“Mrs Jenks, ma’am, is you fond of Scamp?”
Mrs Jenks had just returned after a day’s charing, and now, having washed up, and put away the tea-things, and made herself clean and comfortable, she was seated in her little arm-chair, a tiny roll of coloured calico in her lap, and a mysteriously small thimble in her hand. At Flo’s question she patted the dog’s head, and answered gently—
“Yes, dear, I loves all dumb creatures.”
“Then, Mrs Jenks, may be yer’d like fur to keep Scamp?”
“Why, my child, of course you are both on a little visit with me for the present. See, Flo, I am going to teach you needlework—it is what all women should be adepts in, dear.”
At another time Flo could not have resisted this appeal, but she was too intensely in earnest now to be put off her subject.
“I means, ma’am,” she said, rising to her feet and speaking steadily, “I means, ma’am, wen my little wisit is hover, and you ’as back yer bed, ma’am, as God gave me the loan of—I means then, ma’am, seeing as you loves my dawg, and you’ll be kind to ’im, and hall ’ee wants is no bed, but to lie on the rug, why, that you might keep my dawg.”

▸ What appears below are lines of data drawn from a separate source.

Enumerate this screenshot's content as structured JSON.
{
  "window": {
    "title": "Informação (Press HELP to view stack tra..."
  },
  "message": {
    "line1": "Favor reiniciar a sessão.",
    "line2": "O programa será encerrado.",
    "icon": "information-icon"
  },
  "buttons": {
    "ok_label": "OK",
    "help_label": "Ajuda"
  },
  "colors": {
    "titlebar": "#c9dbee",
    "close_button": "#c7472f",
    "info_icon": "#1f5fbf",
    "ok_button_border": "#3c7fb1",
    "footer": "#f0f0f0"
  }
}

Flo’s voice shook so while renouncing Scamp, that the animal himself heard her, and got up and thrust his great awkward head between her hands. She had hard work to restrain her tears, but did so, and kept her eyes steadily fixed on Mrs Jenks. That little woman sat silent for fully a moment, now returning Flo’s gaze, now softly stroking Scamp’s back—at last she spoke.
“No, Flo,” she said, “I won’t part you and Scamp—you love each other, and I think God means you to stay together. He has made you meet, and let you pass through a pretty sharp little bit of life in company, and I have no idea but that He sent you His dumb creature to be a comfort to you, and if that is so, I won’t take him away. As long as you stay he shall stay, but when you go back to your cellar he shall go too.”
Scamp, whose eyes expressed that he knew all about it, and fully believed that Mrs Jenks understood his character, looked satisfied, and licked her hand, but Flo had still an anxious frown on her face. “Ef you please, ma’am,” she said, “’tis better fur me to know how much longer am I to have the loan of your bed, ma’am?”